Outstanding accounts of around ₹22,600 crore were put on the watch list. Hence, it was known that there would be a rise in bad loans in the ensuing quarters. But the slippage numbers over the past two quarters throw up some additional concerns.

For one, the management had, when it first created the watch list, indicated that 60 per cent of such loans were expected to flow into bad loans in the next eight quarters. But going by the recent figures, the pace of slippages is far higher than anticipated earlier. The management acknowledged this, post the September quarter results.

Two, in the June quarter, of the ₹2,680-crore of corporate slippages, 92 per cent came from the watch-list. But in the September quarter, of the ₹7,288 crore of slippages, a lower 89 per cent came from the watch-list. While the chunk of the slippages are still coming from the watch-list, incremental stress from outside the watch-list may need monitoring.

While the watch-list has now shrunk by 39 per cent to ₹13,789 crore, it still forms about 9 per cent of the bank’s corporate loans. Corporate loans for Axis Bank are about 45 per cent of total loans. With significant slippages from iron and steel and textiles in the September quarter, there has been a significant shift in the sectoral composition of the watch-list. Iron & steel and power constituted a chunk of this list (26-27 per cent each) in the June quarter. Now the watch-list portfolio is dominated by power (41 per cent).

Axis Bank with its higher exposure to troubled sectors, such as power and infrastructure, has been embroiled in the bad loans tangle over the past year. It first took a sharp hit after its September 2015 quarter earnings, when investors were disappointed by the sale of two large accounts to asset reconstruction companies (ARCs), as this meant a substantial jump in its stressed assets. Stressed addition of about ₹7,300 crore for FY16 has been a cause for worry. The bank is likely to see some more pain in the current fiscal.

Well capitalised

Despite the weak earnings performance, the bank is well capitalised with tier I capital ratio at 12 per cent. This will provide cushion to earnings (due to increase in bad loan provisioning) and also fund its next leg of growth.

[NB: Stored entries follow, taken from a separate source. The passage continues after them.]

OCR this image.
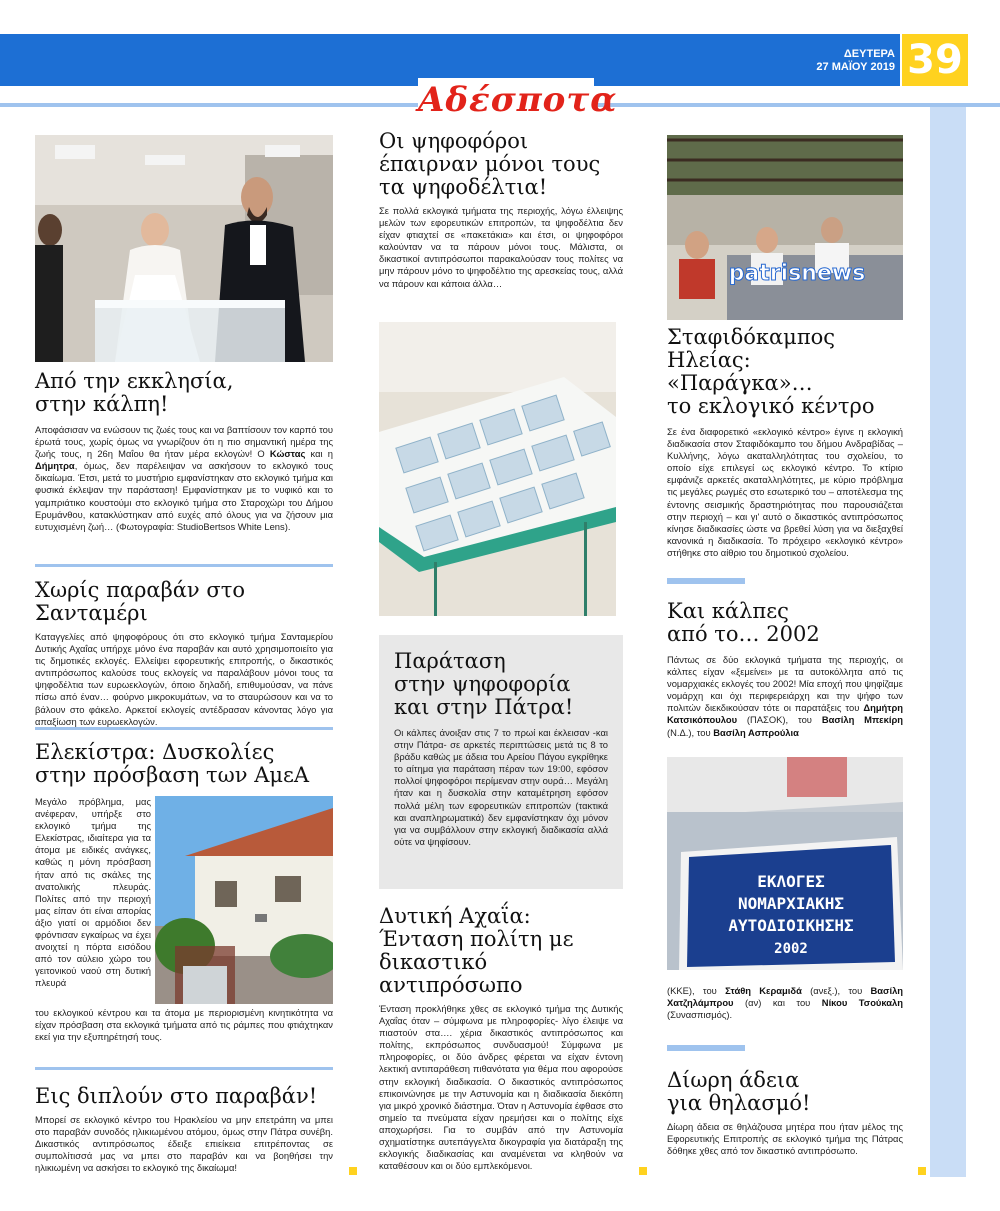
ΔΕΥΤΕΡΑ
27 ΜΑΪΟΥ 2019 39
Αδέσποτα
Από την εκκλησία,
στην κάλπη!
Αποφάσισαν να ενώσουν τις ζωές τους και να βαπτίσουν τον καρπό του έρωτά τους, χωρίς όμως να γνωρίζουν ότι η πιο σημαντική ημέρα της ζωής τους, η 26η Μαΐου θα ήταν μέρα εκλογών! Ο Κώστας και η Δήμητρα, όμως, δεν παρέλειψαν να ασκήσουν το εκλογικό τους δικαίωμα. Έτσι, μετά το μυστήριο εμφανίστηκαν στο εκλογικό τμήμα και φυσικά έκλεψαν την παράσταση! Εμφανίστηκαν με το νυφικό και το γαμπριάτικο κουστούμι στο εκλογικό τμήμα στο Σταροχώρι του Δήμου Ερυμάνθου, κατακλύστηκαν από ευχές από όλους για να ζήσουν μια ευτυχισμένη ζωή… (Φωτογραφία: StudioBertsos White Lens).
Χωρίς παραβάν στο Σανταμέρι
Καταγγελίες από ψηφοφόρους ότι στο εκλογικό τμήμα Σανταμερίου Δυτικής Αχαΐας υπήρχε μόνο ένα παραβάν και αυτό χρησιμοποιείτο για τις δημοτικές εκλογές. Ελλείψει εφορευτικής επιτροπής, ο δικαστικός αντιπρόσωπος καλούσε τους εκλογείς να παραλάβουν μόνοι τους τα ψηφοδέλτια των ευρωεκλογών, όποιο δηλαδή, επιθυμούσαν, να πάνε πίσω από έναν… φούρνο μικροκυμάτων, να το σταυρώσουν και να το βάλουν στο φάκελο. Αρκετοί εκλογείς αντέδρασαν κάνοντας λόγο για απαξίωση των ευρωεκλογών.
Ελεκίστρα: Δυσκολίες
στην πρόσβαση των ΑμεΑ
Μεγάλο πρόβλημα, μας ανέφεραν, υπήρξε στο εκλογικό τμήμα της Ελεκίστρας, ιδιαίτερα για τα άτομα με ειδικές ανάγκες, καθώς η μόνη πρόσβαση ήταν από τις σκάλες της ανατολικής πλευράς. Πολίτες από την περιοχή μας είπαν ότι είναι απορίας άξιο γιατί οι αρμόδιοι δεν φρόντισαν εγκαίρως να έχει ανοιχτεί η πόρτα εισόδου από τον αύλειο χώρο του γειτονικού ναού στη δυτική πλευρά
του εκλογικού κέντρου και τα άτομα με περιορισμένη κινητικότητα να είχαν πρόσβαση στα εκλογικά τμήματα από τις ράμπες που φτιάχτηκαν εκεί για την εξυπηρέτησή τους.
Εις διπλούν στο παραβάν!
Μπορεί σε εκλογικό κέντρο του Ηρακλείου να μην επετράπη να μπει στο παραβάν συνοδός ηλικιωμένου ατόμου, όμως στην Πάτρα συνέβη. Δικαστικός αντιπρόσωπος έδειξε επιείκεια επιτρέποντας σε συμπολίτισσά μας να μπει στο παραβάν και να βοηθήσει την ηλικιωμένη να ασκήσει το εκλογικό της δικαίωμα!
Οι ψηφοφόροι
έπαιρναν μόνοι τους
τα ψηφοδέλτια!
Σε πολλά εκλογικά τμήματα της περιοχής, λόγω έλλειψης μελών των εφορευτικών επιτροπών, τα ψηφοδέλτια δεν είχαν φτιαχτεί σε «πακετάκια» και έτσι, οι ψηφοφόροι καλούνταν να τα πάρουν μόνοι τους. Μάλιστα, οι δικαστικοί αντιπρόσωποι παρακαλούσαν τους πολίτες να μην πάρουν μόνο το ψηφοδέλτιο της αρεσκείας τους, αλλά να πάρουν και κάποια άλλα…
Παράταση
στην ψηφοφορία
και στην Πάτρα!
Οι κάλπες άνοιξαν στις 7 το πρωί και έκλεισαν -και στην Πάτρα- σε αρκετές περιπτώσεις μετά τις 8 το βράδυ καθώς με άδεια του Αρείου Πάγου εγκρίθηκε το αίτημα για παράταση πέραν των 19:00, εφόσον πολλοί ψηφοφόροι περίμεναν στην ουρά… Μεγάλη ήταν και η δυσκολία στην καταμέτρηση εφόσον πολλά μέλη των εφορευτικών επιτροπών (τακτικά και αναπληρωματικά) δεν εμφανίστηκαν όχι μόνον για να συμβάλλουν στην εκλογική διαδικασία αλλά ούτε να ψηφίσουν.
Δυτική Αχαΐα:
Ένταση πολίτη με
δικαστικό αντιπρόσωπο
Ένταση προκλήθηκε χθες σε εκλογικό τμήμα της Δυτικής Αχαΐας όταν – σύμφωνα με πληροφορίες- λίγο έλειψε να πιαστούν στα…. χέρια δικαστικός αντιπρόσωπος και πολίτης, εκπρόσωπος συνδυασμού! Σύμφωνα με πληροφορίες, οι δύο άνδρες φέρεται να είχαν έντονη λεκτική αντιπαράθεση πιθανότατα για θέμα που αφορούσε στην εκλογική διαδικασία. Ο δικαστικός αντιπρόσωπος επικοινώνησε με την Αστυνομία και η διαδικασία διεκόπη για μικρό χρονικό διάστημα. Όταν η Αστυνομία έφθασε στο σημείο τα πνεύματα είχαν ηρεμήσει και ο πολίτης είχε αποχωρήσει. Για το συμβάν από την Αστυνομία σχηματίστηκε αυτεπάγγελτα δικογραφία για διατάραξη της εκλογικής διαδικασίας και αναμένεται να κληθούν να καταθέσουν και οι δύο εμπλεκόμενοι.
patrisnews
Σταφιδόκαμπος Ηλείας:
«Παράγκα»…
το εκλογικό κέντρο
Σε ένα διαφορετικό «εκλογικό κέντρο» έγινε η εκλογική διαδικασία στον Σταφιδόκαμπο του δήμου Ανδραβίδας – Κυλλήνης, λόγω ακαταλληλότητας του σχολείου, το οποίο είχε επιλεγεί ως εκλογικό κέντρο. Το κτίριο εμφάνιζε αρκετές ακαταλληλότητες, με κύριο πρόβλημα τις μεγάλες ρωγμές στο εσωτερικό του – αποτέλεσμα της έντονης σεισμικής δραστηριότητας που παρουσιάζεται στην περιοχή – και γι' αυτό ο δικαστικός αντιπρόσωπος κίνησε διαδικασίες ώστε να βρεθεί λύση για να διεξαχθεί κανονικά η διαδικασία. Το πρόχειρο «εκλογικό κέντρο» στήθηκε στο αίθριο του δημοτικού σχολείου.
Και κάλπες
από το… 2002
Πάντως σε δύο εκλογικά τμήματα της περιοχής, οι κάλπες είχαν «ξεμείνει» με τα αυτοκόλλητα από τις νομαρχιακές εκλογές του 2002! Μία εποχή που ψηφίζαμε νομάρχη και όχι περιφερειάρχη και την ψήφο των πολιτών διεκδικούσαν τότε οι παρατάξεις του Δημήτρη Κατσικόπουλου (ΠΑΣΟΚ), του Βασίλη Μπεκίρη (Ν.Δ.), του Βασίλη Ασπρούλια
ΕΚΛΟΓΕΣ
ΝΟΜΑΡΧΙΑΚΗΣ
ΑΥΤΟΔΙΟΙΚΗΣΗΣ
2002
(ΚΚΕ), του Στάθη Κεραμιδά (ανεξ.), του Βασίλη Χατζηλάμπρου (αν) και του Νίκου Τσούκαλη (Συνασπισμός).
Δίωρη άδεια
για θηλασμό!
Δίωρη άδεια σε θηλάζουσα μητέρα που ήταν μέλος της Εφορευτικής Επιτροπής σε εκλογικό τμήμα της Πάτρας δόθηκε χθες από τον δικαστικό αντιπρόσωπο.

The bank’s retail segment has been on a strong wicket. The bank’s loan growth in the September quarter of 18 per cent was driven by 25 per cent growth in retail loans. Building a healthy deposit base has also helped Axis Bank maintain its net interest margin within a band of 3.5-3.8 per cent over the last five years.

While performance on the core operational front has been sound, the management’s still cautious stance on asset quality for the current fiscal will keep investors on tenterhooks.